Cadue also fought with the government over a defunct day school which the tribe wanted to utilize as a community center. The building had closed in 1951 and burned. The BIA area director at Anadarko, Oklahoma had sought to sell the property as surplus government property. Cadue wrote letters to officials in Washington, DC protesting the sale and asserting that since the school was built with funds acquired from the sale of tribal lands it was, in essence, tribal property. Glenn L. Emmons, Commissioner of Indian Affairs, instructed the agent to permit the Kickapoo tribe to use the property until Congress could pass legislation to give the day school property to the tribe.

==Personal life==
After 30 June 1924, but prior to the 30 June 1925 Kickapoo census, Vestana married Albert Cadue (Kickapoo name: Ash-kah-puck-see) (17 July 1897 – 29 September 1969).

She and Abert had five children who were raised on the Kickapoo Reservation in Kansas: Alberta Ella (Mrs.
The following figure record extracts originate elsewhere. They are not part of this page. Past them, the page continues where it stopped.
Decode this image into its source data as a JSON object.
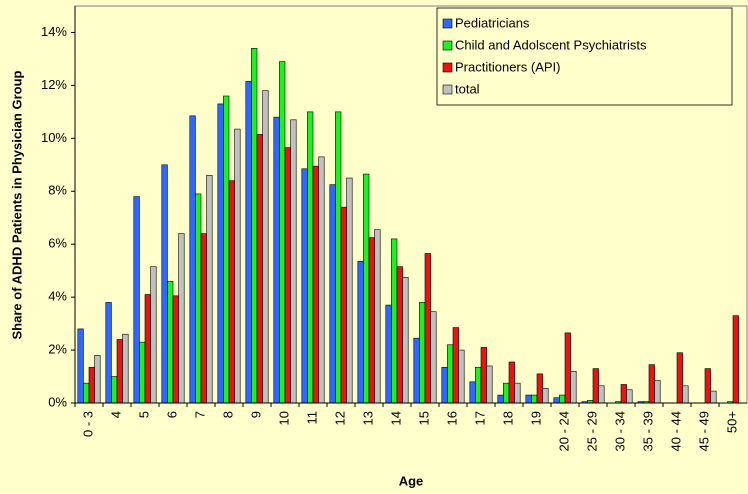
{
  "chart_data": {
    "type": "bar",
    "ylabel": "Share of ADHD Patients in Physician Group",
    "xlabel": "Age",
    "categories": [
      "0 - 3",
      "4",
      "5",
      "6",
      "7",
      "8",
      "9",
      "10",
      "11",
      "12",
      "13",
      "14",
      "15",
      "16",
      "17",
      "18",
      "19",
      "20 - 24",
      "25 - 29",
      "30 - 34",
      "35 - 39",
      "40 - 44",
      "45 - 49",
      "50+"
    ],
    "series": [
      {
        "name": "Pediatricians",
        "color": "#3366ff",
        "values": [
          2.8,
          3.8,
          7.8,
          9.0,
          10.85,
          11.3,
          12.15,
          10.8,
          8.85,
          8.25,
          5.35,
          3.7,
          2.45,
          1.35,
          0.8,
          0.3,
          0.3,
          0.2,
          0.05,
          0,
          0.05,
          0,
          0,
          0
        ]
      },
      {
        "name": "Child and Adolscent Psychiatrists",
        "color": "#22ee22",
        "values": [
          0.75,
          1.0,
          2.3,
          4.6,
          7.9,
          11.6,
          13.4,
          12.9,
          11.0,
          11.0,
          8.65,
          6.2,
          3.8,
          2.2,
          1.35,
          0.75,
          0.3,
          0.3,
          0.1,
          0.05,
          0.05,
          0,
          0,
          0.05
        ]
      },
      {
        "name": "Practitioners (API)",
        "color": "#ee1111",
        "values": [
          1.35,
          2.4,
          4.1,
          4.05,
          6.4,
          8.4,
          10.15,
          9.65,
          8.95,
          7.4,
          6.25,
          5.15,
          5.65,
          2.85,
          2.1,
          1.55,
          1.1,
          2.65,
          1.3,
          0.7,
          1.45,
          1.9,
          1.3,
          3.3
        ]
      },
      {
        "name": "total",
        "color": "#c0c0c0",
        "values": [
          1.8,
          2.6,
          5.15,
          6.4,
          8.6,
          10.35,
          11.8,
          10.7,
          9.3,
          8.5,
          6.55,
          4.75,
          3.45,
          2.0,
          1.4,
          0.75,
          0.55,
          1.2,
          0.65,
          0.5,
          0.85,
          0.65,
          0.45,
          0
        ]
      }
    ],
    "ylim": [
      0,
      15
    ],
    "yticks": [
      {
        "value": 0,
        "label": "0%"
      },
      {
        "value": 2,
        "label": "2%"
      },
      {
        "value": 4,
        "label": "4%"
      },
      {
        "value": 6,
        "label": "6%"
      },
      {
        "value": 8,
        "label": "8%"
      },
      {
        "value": 10,
        "label": "10%"
      },
      {
        "value": 12,
        "label": "12%"
      },
      {
        "value": 14,
        "label": "14%"
      }
    ],
    "grid": false,
    "legend": "top-right"
  }
}
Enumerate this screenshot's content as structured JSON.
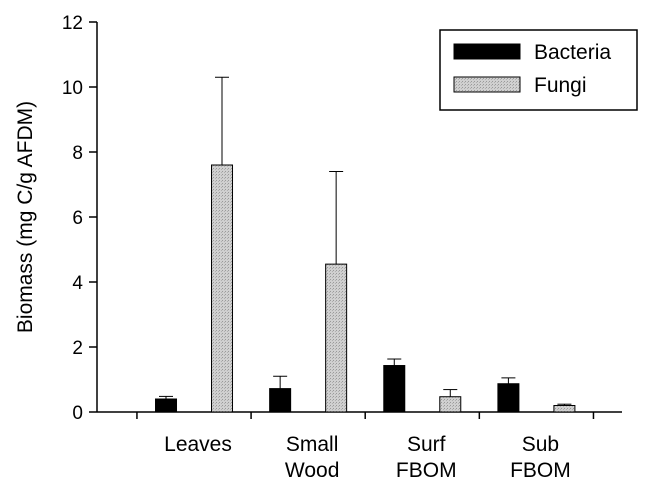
{
  "chart_data": {
    "type": "bar",
    "ylabel": "Biomass (mg C/g AFDM)",
    "xlabel": "",
    "ylim": [
      0,
      12
    ],
    "yticks": [
      "0",
      "2",
      "4",
      "6",
      "8",
      "10",
      "12"
    ],
    "categories": [
      [
        "Leaves"
      ],
      [
        "Small",
        "Wood"
      ],
      [
        "Surf",
        "FBOM"
      ],
      [
        "Sub",
        "FBOM"
      ]
    ],
    "series": [
      {
        "name": "Bacteria",
        "color": "#000000",
        "values": [
          0.4,
          0.72,
          1.43,
          0.87
        ],
        "errors": [
          0.08,
          0.38,
          0.2,
          0.18
        ]
      },
      {
        "name": "Fungi",
        "color": "#d0d0d0",
        "values": [
          7.6,
          4.55,
          0.47,
          0.2
        ],
        "errors": [
          2.7,
          2.85,
          0.22,
          0.04
        ]
      }
    ],
    "legend_position": "top-right",
    "grid": false,
    "error_bars": "upper"
  }
}
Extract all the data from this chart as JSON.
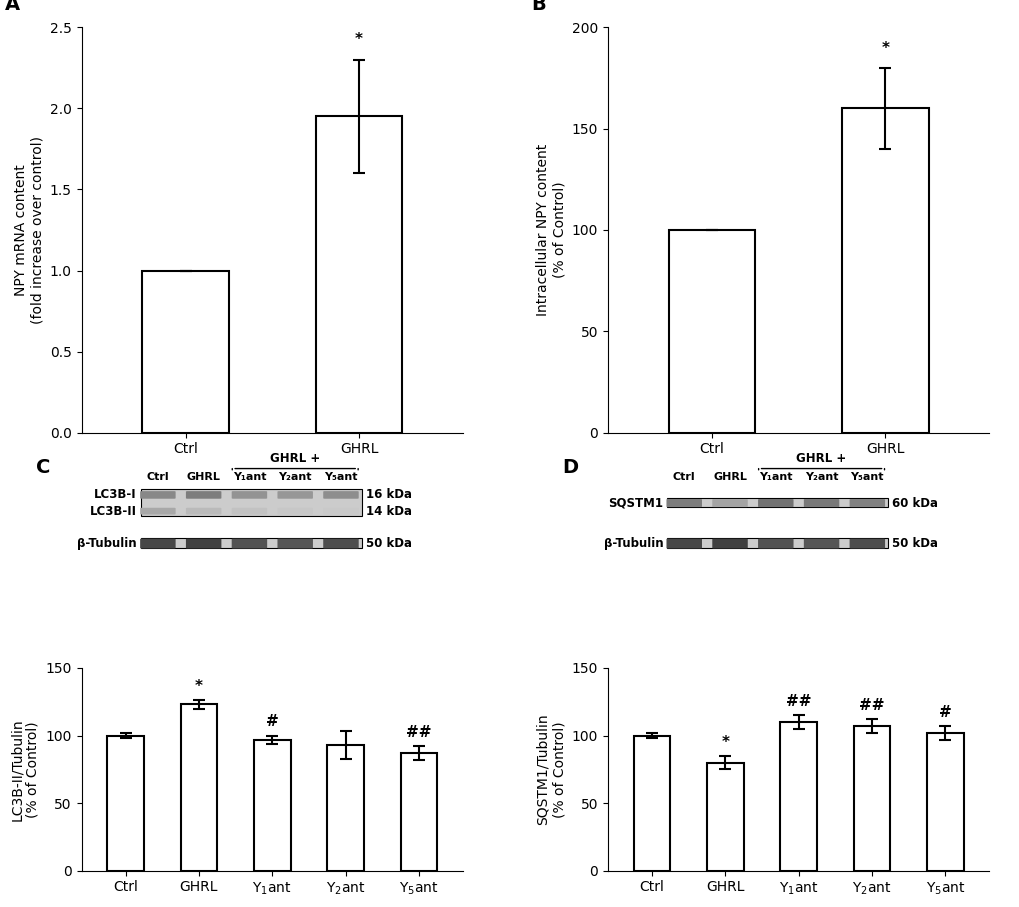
{
  "panel_A": {
    "categories": [
      "Ctrl",
      "GHRL"
    ],
    "values": [
      1.0,
      1.95
    ],
    "errors": [
      0.0,
      0.35
    ],
    "ylabel": "NPY mRNA content\n(fold increase over control)",
    "ylim": [
      0.0,
      2.5
    ],
    "yticks": [
      0.0,
      0.5,
      1.0,
      1.5,
      2.0,
      2.5
    ],
    "sig_labels": [
      "",
      "*"
    ],
    "label": "A"
  },
  "panel_B": {
    "categories": [
      "Ctrl",
      "GHRL"
    ],
    "values": [
      100.0,
      160.0
    ],
    "errors": [
      0.0,
      20.0
    ],
    "ylabel": "Intracellular NPY content\n(% of Control)",
    "ylim": [
      0,
      200
    ],
    "yticks": [
      0,
      50,
      100,
      150,
      200
    ],
    "sig_labels": [
      "",
      "*"
    ],
    "label": "B"
  },
  "panel_C": {
    "categories": [
      "Ctrl",
      "GHRL",
      "Y$_1$ant",
      "Y$_2$ant",
      "Y$_5$ant"
    ],
    "values": [
      100.0,
      123.0,
      97.0,
      93.0,
      87.0
    ],
    "errors": [
      2.0,
      3.5,
      3.0,
      10.0,
      5.0
    ],
    "ylabel": "LC3B-II/Tubulin\n(% of Control)",
    "ylim": [
      0,
      150
    ],
    "yticks": [
      0,
      50,
      100,
      150
    ],
    "sig_labels": [
      "",
      "*",
      "#",
      "",
      "##"
    ],
    "ghrl_plus_cats": [
      "Y$_1$ant",
      "Y$_2$ant",
      "Y$_5$ant"
    ],
    "bracket_label": "GHRL +",
    "label": "C",
    "wb_left_labels": [
      "LC3B-I",
      "LC3B-II",
      "β-Tubulin"
    ],
    "wb_right_labels": [
      "16 kDa",
      "14 kDa",
      "50 kDa"
    ],
    "wb_col_labels": [
      "Ctrl",
      "GHRL",
      "Y₁ant",
      "Y₂ant",
      "Y₅ant"
    ],
    "wb_bracket_label": "GHRL +"
  },
  "panel_D": {
    "categories": [
      "Ctrl",
      "GHRL",
      "Y$_1$ant",
      "Y$_2$ant",
      "Y$_5$ant"
    ],
    "values": [
      100.0,
      80.0,
      110.0,
      107.0,
      102.0
    ],
    "errors": [
      2.0,
      5.0,
      5.0,
      5.0,
      5.0
    ],
    "ylabel": "SQSTM1/Tubulin\n(% of Control)",
    "ylim": [
      0,
      150
    ],
    "yticks": [
      0,
      50,
      100,
      150
    ],
    "sig_labels": [
      "",
      "*",
      "##",
      "##",
      "#"
    ],
    "ghrl_plus_cats": [
      "Y$_1$ant",
      "Y$_2$ant",
      "Y$_5$ant"
    ],
    "bracket_label": "GHRL +",
    "label": "D",
    "wb_left_labels": [
      "SQSTM1",
      "β-Tubulin"
    ],
    "wb_right_labels": [
      "60 kDa",
      "50 kDa"
    ],
    "wb_col_labels": [
      "Ctrl",
      "GHRL",
      "Y₁ant",
      "Y₂ant",
      "Y₅ant"
    ],
    "wb_bracket_label": "GHRL +"
  },
  "bar_color": "#ffffff",
  "bar_edgecolor": "#000000",
  "bar_linewidth": 1.5,
  "error_color": "#000000",
  "error_capsize": 4,
  "error_linewidth": 1.5,
  "background_color": "#ffffff",
  "font_size": 10,
  "label_font_size": 14
}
J.C.) Brown (1927); Malinda Jean (Mrs. Emery) Mattwaoshshe (7 January 1928); Kenneth Robert Cadue (24 July 1932 – 18 December 1995); Jerald Allen Cadue (4 February 1936 – July 1986), and Albert Duane Cadue (1943–1987).

Vestana died 22 June 1974 at Hiawatha, Brown, Kansas and was buried in the Kickapoo cemetery following drum services.